Nessuna sorpresa per l’esponente di un partito che sta facendo campagna elettorale a La Valletta con enormi cartelloni inneggiando al “No divorzio”. In madre patria Borg è noto per i suoi stretti legami con la Chiesa cattolica e le sue posizioni ultra-conservatrici. Per questo ha partecipato alla campagna per inserire nella Costituzione maltese il divieto d’aborto già previsto dal codice penale e nel 2009 si è opposto alla proposta laburista di riconoscere alle coppie conviventi a lungo termine (eterosessuali o omosessuali) gli stessi diritti nella legislazione maltese sugli alloggi in affitto.

Come precedente ministro dell’interno e della giustizia, Borg è stato fra i responsabili dell’elaborazione della politica di detenzione per gli immigrati irregolari e i richiedenti asilo, politica condannata dalla Corte europea dei diritti dell’uomo nel luglio 2010 ed è stata fortemente criticata da Ong e organismi internazionali come Human Rights Watch e l’Alto Commissariato delle Nazioni Unite per i Rifugiati. Insomma un pedigree di tutto rispetto.

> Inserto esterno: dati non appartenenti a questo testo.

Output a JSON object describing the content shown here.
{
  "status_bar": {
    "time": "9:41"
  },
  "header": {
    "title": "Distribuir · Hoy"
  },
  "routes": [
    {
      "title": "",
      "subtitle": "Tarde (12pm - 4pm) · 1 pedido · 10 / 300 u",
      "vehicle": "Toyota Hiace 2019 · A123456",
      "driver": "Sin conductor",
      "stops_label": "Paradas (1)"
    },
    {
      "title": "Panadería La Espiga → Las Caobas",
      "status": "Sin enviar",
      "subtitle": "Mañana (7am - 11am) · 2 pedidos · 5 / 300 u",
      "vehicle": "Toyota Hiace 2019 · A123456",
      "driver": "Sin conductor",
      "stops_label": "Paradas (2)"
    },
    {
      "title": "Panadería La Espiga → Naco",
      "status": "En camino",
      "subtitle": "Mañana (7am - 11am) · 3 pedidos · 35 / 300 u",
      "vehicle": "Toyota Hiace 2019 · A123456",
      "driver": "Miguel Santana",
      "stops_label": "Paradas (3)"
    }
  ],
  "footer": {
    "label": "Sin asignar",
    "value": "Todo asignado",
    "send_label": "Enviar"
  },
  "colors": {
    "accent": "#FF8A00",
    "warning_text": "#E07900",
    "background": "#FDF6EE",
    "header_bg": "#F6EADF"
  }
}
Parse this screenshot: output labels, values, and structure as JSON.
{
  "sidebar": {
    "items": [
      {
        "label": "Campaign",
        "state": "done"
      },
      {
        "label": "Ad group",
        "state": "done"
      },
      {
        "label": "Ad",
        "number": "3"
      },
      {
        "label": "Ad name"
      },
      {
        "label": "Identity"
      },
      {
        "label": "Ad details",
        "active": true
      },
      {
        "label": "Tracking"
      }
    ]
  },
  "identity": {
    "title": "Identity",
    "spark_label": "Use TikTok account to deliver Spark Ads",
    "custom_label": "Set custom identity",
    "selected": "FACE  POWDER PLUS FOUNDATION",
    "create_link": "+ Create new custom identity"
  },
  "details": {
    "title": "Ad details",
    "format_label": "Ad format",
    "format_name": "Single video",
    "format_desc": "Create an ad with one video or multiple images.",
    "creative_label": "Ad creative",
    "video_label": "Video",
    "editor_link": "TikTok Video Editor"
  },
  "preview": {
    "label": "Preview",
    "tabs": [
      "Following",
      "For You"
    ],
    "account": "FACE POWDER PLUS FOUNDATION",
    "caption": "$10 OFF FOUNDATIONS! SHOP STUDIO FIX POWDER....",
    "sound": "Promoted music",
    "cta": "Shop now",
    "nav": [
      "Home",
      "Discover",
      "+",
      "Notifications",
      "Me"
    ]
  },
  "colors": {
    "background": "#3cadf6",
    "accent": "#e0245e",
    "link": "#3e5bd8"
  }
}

Tuttavia il ricordo di Rocco Buttiglione al Parlamento europeo è ancora forte, e a Malta, vuoi anche per la vicinanza con l’Italia, se lo devono ricordare per bene. Nel 2004, la dichiarazione che “come cattolico considero l’omosessualità un peccato, ma non un crimine” costò a Buttiglione la promozione a Commissario delle direzione generale Giustizia Affari Interni, finita poi a Frattini. Ecco che martedì scorso Borg si è mantenuto di fronte agli eurodeputati un profilo a dir poco ’low’ (basso). Alle domande pungenti e precise dei deputati, Borg ha risposto in modo salomonico e non in coerenza con il proprio passato (e presente) politico.

Tuttavia la maggioranza dei gruppi politici all’europarlamento non se la sono bevuta. I liberali e democratici hanno subito annunciato il loro voto contrario la prossima settimana a Strasburgo proprio per quei ’diritti civili’ che non vedono sicuri nelle mani di Borg. Anche la Sinistra Unitaria Europea e i Verdi hanno annunciati per lo stesso motivo il loro voto contrario. Favorevoli invece i Popolari (gruppo politico del Pdl e Udc italiani), se non fosse perché ospitano al loro interno il partito nazionalista maltese. I socialisti e democratici, invece, hanno espresso un ok di massima ma con delle riserve.

La settimana prossima a Strasburgo si voterà a maggioranza semplice e con voto nascosto. Se la maggioranza dei socialisti e democratici voteranno Sì (essendo questo il secondo gruppo per grandezza al parlamento dopo i popolari) Borg verrà presumibilmente eletto. Altrimenti Bruxelles avrà il suo secondo ’Buttiglione’ dopo otto anni.